O comércio no centro de Porto Velho enfrenta uma onda constante de furtos e arrombamentos, com foco em vestuários, joias, celulares, condensadoras de ar e outros materiais, resultando em prejuízos frequentes, especialmente nas Avenidas Carlos Gomes, Sete de Setembro e arredores. Os criminosos frequentemente agem durante a madrugada.
Empresários relatam a necessidade de fechar as lojas mais cedo e os altos custos com consertos de portas e telhados, além da perda de mercadorias. Os lojistas pedem maior policiamento ostensivo na área comercial para conter a criminalidade e evitar o fechamento de mais estabelecimentos.
Enquanto isso, a segurança pública padece. A impressão que se tem é que estamos vivendo em uma série cinematográfica de roubos, igual aquelas que a plataforma Netflix dispõe aos seus usuários. A criminalidade crescente está dominando a noite na Capital há meses e ainda não se vê nenhum resultado por parte da polícia investigativa e até mesmo a que atua no front, durante as rondas noturnas.
Os noticiários diariamente veiculam títulos onde o protagonista é o bandido, que não respeita mais nem as viaturas policiais, quando a mesma se aproxima de uma ação criminosa os meliantes começam a atirar contra a guarnição.
A parte positiva de tudo isso que vem acontecendo em Porto Velho, é que existe um Polícia Militar muito bem preparada para esse tipo de enfrentamento, não é a toa que os “ladrões” e outros criminosos sempre se dão mal quando são pegos em flagrante, no ato da ação. Mas, infelizmente, isso nem sempre acontece.

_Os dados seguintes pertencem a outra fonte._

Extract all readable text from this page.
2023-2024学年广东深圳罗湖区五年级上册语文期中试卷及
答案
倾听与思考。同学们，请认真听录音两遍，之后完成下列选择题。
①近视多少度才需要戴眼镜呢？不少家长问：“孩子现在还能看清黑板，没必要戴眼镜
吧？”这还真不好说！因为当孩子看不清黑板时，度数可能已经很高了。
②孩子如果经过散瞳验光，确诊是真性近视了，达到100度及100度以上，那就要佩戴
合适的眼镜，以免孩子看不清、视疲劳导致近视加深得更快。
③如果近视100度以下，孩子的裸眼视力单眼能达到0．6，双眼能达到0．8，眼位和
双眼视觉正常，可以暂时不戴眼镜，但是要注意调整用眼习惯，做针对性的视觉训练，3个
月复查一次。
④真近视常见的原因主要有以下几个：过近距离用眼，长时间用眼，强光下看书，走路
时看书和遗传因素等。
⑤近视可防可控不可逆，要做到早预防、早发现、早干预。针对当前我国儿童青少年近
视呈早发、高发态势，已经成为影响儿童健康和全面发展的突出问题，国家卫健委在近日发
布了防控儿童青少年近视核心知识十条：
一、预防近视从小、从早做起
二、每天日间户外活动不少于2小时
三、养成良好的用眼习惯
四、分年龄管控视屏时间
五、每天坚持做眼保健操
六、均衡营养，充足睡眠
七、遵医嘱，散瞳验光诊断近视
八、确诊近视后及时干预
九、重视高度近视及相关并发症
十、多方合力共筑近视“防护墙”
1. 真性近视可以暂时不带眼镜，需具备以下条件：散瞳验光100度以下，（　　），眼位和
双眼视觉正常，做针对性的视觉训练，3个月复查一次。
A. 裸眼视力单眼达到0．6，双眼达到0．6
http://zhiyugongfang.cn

O prejuízo no comércio já é evidente. Só na última noite, na segunda-feira (11), foram mais de 100 mil reais em um furto de semi-jóias e celulares, com duas lojas na Avenida Carlos Gomes sendo violadas. Imagine a audácia desse grupo invadir lojas em uma das avenidas mais vigiadas da cidade. Câmeras e circulação de veículos não faltam. Mas o carro da polícia parece que está levando falta nessas ações audaciosas da bandidagem.
Em abril deste ano, uma loja na Avenida 7 de Setembro teve 20 centrais de ar e 20 colchões furtados, com os bandidos entrando por um imóvel vizinho. Em janeiro, outro furto foi registrado na região central, com o suspeito invadindo pelo telhado. De lá para cá a criminalidade não deu folga para os comerciantes da região central.
PRINCIPAIS CARACTERÍSTICAS
- Ondas de Furtos: Lojas na área central têm sido alvo recorrente, com relatos de arrombamentos, invasões e furtos de materiais.
- Alvos Frequentes: Condensadoras de centrais de ar são um dos principais alvos, frequentemente arrancadas, causando danos e prejuízos aos comerciantes.
- Localização: A região central da cidade, incluindo ruas como a José de Alencar, Tenreiro Aranha, Henrique Dias e as Avenidas Carlos Gomes e Sete de Setembro, concentra os casos.
- Ação de Vândalos: Além do furto, os criminosos também danificam as propriedades.
- Segurança Pública: Comerciantes pedem maior ação policial contra os furtos, que vêm acontecendo de forma frequente.
A Secretaria de Segurança Pública, sob acompanhamento do Governador Marcos Rocha, precisa tomar atitudes de contenção dessas ocorrências imediatamente. Se continuar assim, a bandidagem vai continuar a se sentir à vontade para fazer o que bem entender, inclusive voltar a entrar em residências, como ocorria em um tempo não muito distante dos dias de hoje. Se isso acontecer, não precisa nem esperar janeiro para entregar o cargo. Levanta da cadeira e vai embora.